The early moments of Arrival evoke 9/11 in the most effective and subtle way I've seen on film, not by imagining a scene of great devastation, but by showing the small ways in which we react to an event that changes things forever on a mass scale. We learn from a news report of the landing, but rather than see the television we stay on the face of Louise Banks (Adams), a linguistics professor trying to teach a class for which almost no one has shown up. Phones ring throughout the room as one by one they learn what is happening. She dismisses the class. How do you go on after something like that?
There were points during which I could imagine a Flags of Our Fathers/Letters from Iwo Jima-style series of films exploring this same story from the perspectives of the teams in each of the twelve countries the crafts appeared in. Each of these teams of scientists, politicians, and military are simultaneously scrambling to interpret the aliens' purpose on earth, and whether they pose a threat. Banks, a foremost expert on linguistics, is called on to interpret the complex alien language for the US team. It becomes a matter of interpretation, and, as as with most things, what is lost in translation can have great implications. How do you tell the word "tool" from "weapon?" How do you know a gift from a threat?

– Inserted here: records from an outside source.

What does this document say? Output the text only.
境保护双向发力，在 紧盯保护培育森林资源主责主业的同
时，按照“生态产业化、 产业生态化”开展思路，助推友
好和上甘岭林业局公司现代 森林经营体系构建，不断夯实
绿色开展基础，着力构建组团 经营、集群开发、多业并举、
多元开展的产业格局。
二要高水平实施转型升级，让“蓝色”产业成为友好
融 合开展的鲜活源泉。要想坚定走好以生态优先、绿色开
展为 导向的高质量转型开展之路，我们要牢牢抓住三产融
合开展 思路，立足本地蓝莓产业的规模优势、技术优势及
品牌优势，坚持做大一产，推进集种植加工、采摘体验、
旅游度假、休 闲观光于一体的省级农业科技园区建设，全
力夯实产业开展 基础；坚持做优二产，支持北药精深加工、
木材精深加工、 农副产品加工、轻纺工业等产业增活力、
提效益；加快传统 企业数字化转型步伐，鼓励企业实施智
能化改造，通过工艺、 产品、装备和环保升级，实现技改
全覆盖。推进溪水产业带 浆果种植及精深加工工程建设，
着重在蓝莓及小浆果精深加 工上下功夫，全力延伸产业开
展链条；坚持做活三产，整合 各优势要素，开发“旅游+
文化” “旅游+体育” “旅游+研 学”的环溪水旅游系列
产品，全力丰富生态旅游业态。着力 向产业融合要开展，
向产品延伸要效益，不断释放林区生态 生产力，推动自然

As Arrival's narrative tightens in at the end, illuminating everything that came before it, it leaves you with a lot to think about. Both the personal and the global narratives here pose thoughtful questions, but I can't shake the feeling that they might ultimately serve to detract from each other, something that may become clearer on a second viewing. That it made me long for that second viewing immediately is a testament to the film's power and craft.
Though the script for Arrival and the short story it was based on predate the current political situation, I was struck by how timely the film feels. In a week during which a nation showed how divided they are and threats of war and oppression nestle in the hearts of not just Americans but people the world over, a film that theorises the importance of thoughtful communication over pre-emptive, fear-based action seems exactly of this time. Arrival is not a perfect film, but it may be perfect for right now.